If you change the target branch it will only show commits that are against that. I wish GitHub did that automatically because it has the parent commit tree but when do you that you'll only see commits that diverge from the target branch/pr.

Is that what you want?

IshKebab

Not really. I've tried that with Gitlab, but it's kind of awkward. My PR isn't to merge branch B into branch A. For instance if the project owners see the PR for B and say "yeah great! I'll merge this" and press merge, it will just merge it into branch A and then close your PR!

It's a hacky workaround at best. I want proper support. I want Github to disable the merge button until the dependencies are merged. I want it to actually list the dependencies and link to them. I want the target branch to be `main`.

I think if they did those 3 things it would go 90% of the way. Too much to ask though clearly.

aaomidi

That works but depending on how you merge the PR, you end up needing to do a rebase on all of your future PRs.

I really wish 1PR = 1 commit with revision based diffs. Similar to gerrit.

dorian-graph

Another person has commented that you can do this, but it's a little known thing. git-spice automatically manages it for you too.

steveklabnik

It also doesn't work from forks.

k__

I often have "no changes" in my Codespaces, because I haven't committed then yet.

Would be nice, if Codespaces keeps the JJ change stored somewhere, so it isn't tied to the lifetime of the machine.

jffhn

Jujutsu - I like the name.

I often see programming as going MMA with data, until you get what you want out of it.

Using brute force algorithms is going berserk, vibe coding is spamming summons in hope they get the job done, etc.

az09mugen

Agreed, I'd just like to complement vibe coding feels like spamming retarded Mr Meeseeks hoping they get get the job done.

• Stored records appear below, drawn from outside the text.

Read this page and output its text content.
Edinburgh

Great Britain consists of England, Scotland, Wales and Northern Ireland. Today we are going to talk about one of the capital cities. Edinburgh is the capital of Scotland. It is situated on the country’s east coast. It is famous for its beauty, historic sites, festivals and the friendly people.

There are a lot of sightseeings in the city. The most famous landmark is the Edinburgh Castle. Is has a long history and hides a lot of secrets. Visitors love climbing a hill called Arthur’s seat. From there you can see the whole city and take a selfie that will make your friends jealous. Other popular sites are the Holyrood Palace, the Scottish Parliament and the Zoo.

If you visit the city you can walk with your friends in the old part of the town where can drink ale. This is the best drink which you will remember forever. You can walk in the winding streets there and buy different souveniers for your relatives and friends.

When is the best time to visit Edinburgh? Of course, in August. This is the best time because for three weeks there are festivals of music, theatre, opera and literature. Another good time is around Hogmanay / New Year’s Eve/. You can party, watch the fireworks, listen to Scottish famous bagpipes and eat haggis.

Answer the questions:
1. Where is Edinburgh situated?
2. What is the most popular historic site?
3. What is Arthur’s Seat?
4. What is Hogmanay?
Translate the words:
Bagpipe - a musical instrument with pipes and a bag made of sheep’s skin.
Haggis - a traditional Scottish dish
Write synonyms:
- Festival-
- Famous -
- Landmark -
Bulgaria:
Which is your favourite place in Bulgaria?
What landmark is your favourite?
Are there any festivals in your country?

It's _probabilistic programming_

abcd_f

A thing to learn from JJ's performance is that not everyone is cut out to direct Star Wars movies.

cadamsdotcom

It’s clear from multiple posts over years that jj has a better UX than plain git.

Why not just merge it into git?

yowlingcat

Nice writeup -- had been wondering about how it compares to Git (and any killer features) from the perspective of someone who has used it for a while. Conflict markers seems like the biggest one to me -- rebase workflows between superficially divergent branches has always had sharp edges in Git. It's never impossible, but it's enough of a pain that I have wondered if there's a better way.

steveklabnik

For me, it's not so much that jj has any specific killer feature, it's that it has a fewer number of more orthogonal primitives. This means I can do more, with less. Simpler, but also more powerful, somehow.

In some ways, this means jj has less features than git. For example, jj doesn't have an index. But that's not because you can't do what the index does for you, the index is just a commit, like any other. This means you can bring to bear your full set of tools for working on commits to the index, rather than it being its own special feature. It also means that commands don't need certain "and do this to the index" flags, making them simpler overall, while retaining the same power.